My Friend Fela


Director: Joel Zito Araújo

Featuring: Carlos Moore, Sandra Izsadore, Seun Kuti, Fela Kuti

Words – Nathan Scatcherd

My Friend Fela, the new documentary from Brazilian filmmaker Joel Zito Araújo, is an admirable look at the hugely influential and celebrated human rights activist and musical pioneer Fela Kuti.
Kuti was instrumental in challenging the colonialism prevalent in Africa in the 70s, becoming a highly respected figure in revolutionary anti-fascism and anti-racism politics. He was also creator of a whole new musical genre and movement known as Afrobeat, using his music to decry systemic racism, becoming a high-value target for those he spoke out against.

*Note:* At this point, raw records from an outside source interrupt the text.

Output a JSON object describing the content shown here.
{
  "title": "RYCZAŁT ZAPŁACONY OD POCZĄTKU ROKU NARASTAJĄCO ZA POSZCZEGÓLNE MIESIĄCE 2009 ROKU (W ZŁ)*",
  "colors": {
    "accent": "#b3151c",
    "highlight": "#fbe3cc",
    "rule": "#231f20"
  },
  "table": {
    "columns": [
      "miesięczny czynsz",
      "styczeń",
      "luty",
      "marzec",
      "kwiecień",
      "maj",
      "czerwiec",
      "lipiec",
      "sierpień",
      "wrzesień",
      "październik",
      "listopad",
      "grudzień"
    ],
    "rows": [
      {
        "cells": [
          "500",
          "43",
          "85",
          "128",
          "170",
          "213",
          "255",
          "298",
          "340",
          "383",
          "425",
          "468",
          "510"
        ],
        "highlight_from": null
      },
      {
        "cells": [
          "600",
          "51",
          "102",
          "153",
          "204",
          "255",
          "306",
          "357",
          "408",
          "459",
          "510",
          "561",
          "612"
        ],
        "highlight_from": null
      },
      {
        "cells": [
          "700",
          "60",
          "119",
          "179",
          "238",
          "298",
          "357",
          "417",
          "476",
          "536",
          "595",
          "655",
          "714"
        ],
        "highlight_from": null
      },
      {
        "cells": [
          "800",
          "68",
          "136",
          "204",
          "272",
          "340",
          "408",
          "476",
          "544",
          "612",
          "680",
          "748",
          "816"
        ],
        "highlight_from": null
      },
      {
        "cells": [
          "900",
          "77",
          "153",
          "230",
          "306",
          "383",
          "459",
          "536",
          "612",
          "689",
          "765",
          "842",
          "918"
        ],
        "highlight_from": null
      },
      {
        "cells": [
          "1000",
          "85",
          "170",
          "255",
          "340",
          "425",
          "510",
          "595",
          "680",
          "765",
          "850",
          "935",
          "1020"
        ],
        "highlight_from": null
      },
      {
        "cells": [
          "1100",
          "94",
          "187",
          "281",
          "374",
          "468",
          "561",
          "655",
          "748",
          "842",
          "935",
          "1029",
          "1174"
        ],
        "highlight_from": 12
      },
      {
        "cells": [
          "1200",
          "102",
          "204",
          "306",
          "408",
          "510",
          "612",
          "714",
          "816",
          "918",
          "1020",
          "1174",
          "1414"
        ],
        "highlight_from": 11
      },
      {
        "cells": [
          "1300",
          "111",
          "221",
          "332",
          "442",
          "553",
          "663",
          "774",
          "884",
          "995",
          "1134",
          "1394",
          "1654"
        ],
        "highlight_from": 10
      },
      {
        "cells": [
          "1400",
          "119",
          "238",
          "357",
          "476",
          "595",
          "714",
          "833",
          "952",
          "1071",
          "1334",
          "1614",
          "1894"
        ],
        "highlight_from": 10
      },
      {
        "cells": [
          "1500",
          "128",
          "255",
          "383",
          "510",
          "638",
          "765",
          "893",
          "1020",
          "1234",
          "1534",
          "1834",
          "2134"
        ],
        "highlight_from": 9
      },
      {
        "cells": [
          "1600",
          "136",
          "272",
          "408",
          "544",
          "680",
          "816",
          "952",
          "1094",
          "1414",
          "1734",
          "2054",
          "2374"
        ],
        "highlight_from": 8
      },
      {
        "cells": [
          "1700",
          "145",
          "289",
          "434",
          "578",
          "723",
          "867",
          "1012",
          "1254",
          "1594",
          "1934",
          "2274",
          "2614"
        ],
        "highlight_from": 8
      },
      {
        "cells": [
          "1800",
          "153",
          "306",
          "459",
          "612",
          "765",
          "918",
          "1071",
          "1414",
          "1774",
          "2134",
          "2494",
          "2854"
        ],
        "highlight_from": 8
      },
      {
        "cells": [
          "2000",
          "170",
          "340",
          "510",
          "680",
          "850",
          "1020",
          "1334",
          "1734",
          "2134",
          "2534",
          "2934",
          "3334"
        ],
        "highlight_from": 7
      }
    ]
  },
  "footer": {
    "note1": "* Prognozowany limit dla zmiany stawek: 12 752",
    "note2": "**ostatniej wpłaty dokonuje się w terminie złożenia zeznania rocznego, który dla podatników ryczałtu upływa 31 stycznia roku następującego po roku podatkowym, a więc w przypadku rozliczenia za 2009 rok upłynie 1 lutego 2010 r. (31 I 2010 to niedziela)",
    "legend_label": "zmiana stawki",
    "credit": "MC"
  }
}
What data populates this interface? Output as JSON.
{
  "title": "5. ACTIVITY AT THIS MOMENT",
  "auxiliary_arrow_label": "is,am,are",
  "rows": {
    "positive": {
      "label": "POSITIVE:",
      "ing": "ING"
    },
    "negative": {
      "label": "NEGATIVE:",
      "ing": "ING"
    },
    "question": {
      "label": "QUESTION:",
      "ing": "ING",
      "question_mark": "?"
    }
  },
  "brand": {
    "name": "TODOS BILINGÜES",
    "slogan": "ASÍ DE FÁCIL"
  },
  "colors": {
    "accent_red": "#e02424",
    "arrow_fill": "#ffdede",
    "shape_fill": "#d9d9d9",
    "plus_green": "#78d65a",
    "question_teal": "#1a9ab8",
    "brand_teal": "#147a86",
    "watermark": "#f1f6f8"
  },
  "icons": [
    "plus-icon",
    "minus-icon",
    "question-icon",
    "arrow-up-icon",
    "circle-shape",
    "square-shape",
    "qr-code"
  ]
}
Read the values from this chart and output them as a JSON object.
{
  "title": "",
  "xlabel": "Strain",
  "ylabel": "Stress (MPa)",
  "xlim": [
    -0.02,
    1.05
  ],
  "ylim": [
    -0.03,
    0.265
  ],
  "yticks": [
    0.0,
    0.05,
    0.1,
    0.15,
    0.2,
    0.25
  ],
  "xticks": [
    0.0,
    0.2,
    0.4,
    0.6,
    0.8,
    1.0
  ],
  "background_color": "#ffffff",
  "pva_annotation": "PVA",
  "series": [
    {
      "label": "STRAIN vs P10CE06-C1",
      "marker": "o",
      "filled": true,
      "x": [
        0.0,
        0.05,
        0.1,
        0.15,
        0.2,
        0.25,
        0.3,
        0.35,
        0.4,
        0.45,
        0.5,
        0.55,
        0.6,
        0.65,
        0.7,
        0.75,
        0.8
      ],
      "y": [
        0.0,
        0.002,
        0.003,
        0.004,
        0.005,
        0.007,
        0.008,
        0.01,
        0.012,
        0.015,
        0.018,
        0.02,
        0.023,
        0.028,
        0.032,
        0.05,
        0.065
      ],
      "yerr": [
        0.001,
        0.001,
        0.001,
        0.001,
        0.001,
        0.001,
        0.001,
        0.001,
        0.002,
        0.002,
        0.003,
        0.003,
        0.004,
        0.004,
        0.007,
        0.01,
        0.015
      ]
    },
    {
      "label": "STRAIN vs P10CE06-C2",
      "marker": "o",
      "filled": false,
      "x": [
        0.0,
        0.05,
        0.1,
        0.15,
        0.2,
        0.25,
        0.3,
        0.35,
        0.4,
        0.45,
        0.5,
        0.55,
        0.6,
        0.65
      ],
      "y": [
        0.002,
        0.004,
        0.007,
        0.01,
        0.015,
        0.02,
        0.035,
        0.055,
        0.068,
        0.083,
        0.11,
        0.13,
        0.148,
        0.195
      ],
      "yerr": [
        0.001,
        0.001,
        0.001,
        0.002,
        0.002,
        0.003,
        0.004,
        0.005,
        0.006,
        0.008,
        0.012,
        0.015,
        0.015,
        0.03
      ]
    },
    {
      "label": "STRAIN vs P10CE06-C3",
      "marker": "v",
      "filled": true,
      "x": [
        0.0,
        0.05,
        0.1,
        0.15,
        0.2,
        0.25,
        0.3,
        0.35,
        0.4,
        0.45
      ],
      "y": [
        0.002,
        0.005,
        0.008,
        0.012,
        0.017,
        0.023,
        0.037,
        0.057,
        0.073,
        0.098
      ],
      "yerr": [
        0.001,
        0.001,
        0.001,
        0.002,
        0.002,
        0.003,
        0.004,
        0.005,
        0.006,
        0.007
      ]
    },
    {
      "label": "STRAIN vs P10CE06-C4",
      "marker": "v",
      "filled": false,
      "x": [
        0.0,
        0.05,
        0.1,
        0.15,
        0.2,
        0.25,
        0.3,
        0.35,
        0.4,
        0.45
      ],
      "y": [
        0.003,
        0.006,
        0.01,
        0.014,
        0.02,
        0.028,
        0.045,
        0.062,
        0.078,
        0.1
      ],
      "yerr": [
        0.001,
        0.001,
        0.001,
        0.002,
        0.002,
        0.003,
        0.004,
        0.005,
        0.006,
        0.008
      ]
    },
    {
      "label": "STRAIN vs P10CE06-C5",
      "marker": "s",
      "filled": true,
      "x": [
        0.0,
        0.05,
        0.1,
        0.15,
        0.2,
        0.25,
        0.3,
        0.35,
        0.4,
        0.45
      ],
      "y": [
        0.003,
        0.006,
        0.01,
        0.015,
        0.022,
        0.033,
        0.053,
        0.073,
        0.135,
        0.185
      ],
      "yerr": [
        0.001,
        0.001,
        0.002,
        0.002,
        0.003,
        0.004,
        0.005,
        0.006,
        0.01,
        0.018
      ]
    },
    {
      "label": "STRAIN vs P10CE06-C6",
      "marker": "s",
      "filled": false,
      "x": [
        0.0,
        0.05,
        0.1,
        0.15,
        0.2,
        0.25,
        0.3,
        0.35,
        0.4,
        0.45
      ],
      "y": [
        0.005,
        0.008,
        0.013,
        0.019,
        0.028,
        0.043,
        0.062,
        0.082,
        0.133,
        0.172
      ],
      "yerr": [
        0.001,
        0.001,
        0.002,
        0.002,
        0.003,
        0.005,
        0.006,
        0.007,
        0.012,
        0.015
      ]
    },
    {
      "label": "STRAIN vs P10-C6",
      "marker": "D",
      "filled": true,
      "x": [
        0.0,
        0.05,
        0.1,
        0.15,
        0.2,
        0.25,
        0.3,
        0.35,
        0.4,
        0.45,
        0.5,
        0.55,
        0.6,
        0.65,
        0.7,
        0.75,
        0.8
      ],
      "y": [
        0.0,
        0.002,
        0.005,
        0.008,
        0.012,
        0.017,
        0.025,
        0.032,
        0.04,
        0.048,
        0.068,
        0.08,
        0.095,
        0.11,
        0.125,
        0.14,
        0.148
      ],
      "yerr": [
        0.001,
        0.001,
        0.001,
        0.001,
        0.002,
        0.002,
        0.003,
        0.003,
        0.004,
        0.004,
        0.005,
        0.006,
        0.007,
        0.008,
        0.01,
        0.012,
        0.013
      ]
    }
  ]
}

As far as the music goes, some of the live footage here is amazing. Kinetic and exciting, it shows Kuti and his band, the Africa ‘70, at their crowd-charming and socially conscious prime, delivering stark messages about disparity and cruelty with infectious grooves that hammer them home, moving from the brain to the heart to the hips. Kuti as a musician was an incredible force, and though the documentary prefers to focus more on the activism and political strife Kuti was always involved in, it does offer a small peek at the impact he had as an artist as much as a revolutionary figurehead.

The film has some very intimate and revealing moments; we are guided onscreen by Carlos Moore, a friend of Kuti’s and a social scientist who – far from being a passive documentarian – occasionally gives quite pointed or poignant insight into how it was to simply know Kuti, to have him as a friend and ally. The fact that Kuti could be as cruel as he was gifted – showing an occasional violent streak even towards his wives – is mostly glossed over in what feels like an effort not to look too deeply at the personal life of a man who is presented throughout as more of an icon than a human being.

It is only truly during a fascinating interview with Sandra Izsadore (Kuti’s lover and by all accounts the woman who opened his eyes to a new way of thinking about Africa and blackness), that we get a sense of Kuti the man rather than Kuti the icon. She speaks movingly of meeting him and schooling him on black history, shaping his political mind and entering into a relationship she still cherishes in her heart. Izsadore is a funny and intelligent interviewee, and the time spent with her more or less primarily does the work in painting a fuller picture of the many aspects of Kuti’s life.

Although My Friend Fela does a fine job of acting as an introduction to the complex, multi-faceted man Kuti was, it feels somewhat unfocused and ultimately constrained due to the limits of the ninety minute feature film format. There’s so much to delve into here that it feels as though a three or four hour miniseries would be better to delve into such an eventful, strange and frequently volatile life.

Big fans of Kuti will perhaps find nothing new here, but if you’ve never heard of him before, it’s a good primer on who the man was and why he was important, and once it’s over it may inspire you to go off and look more deeply into his politics, his excellent musical career and his overall legacy.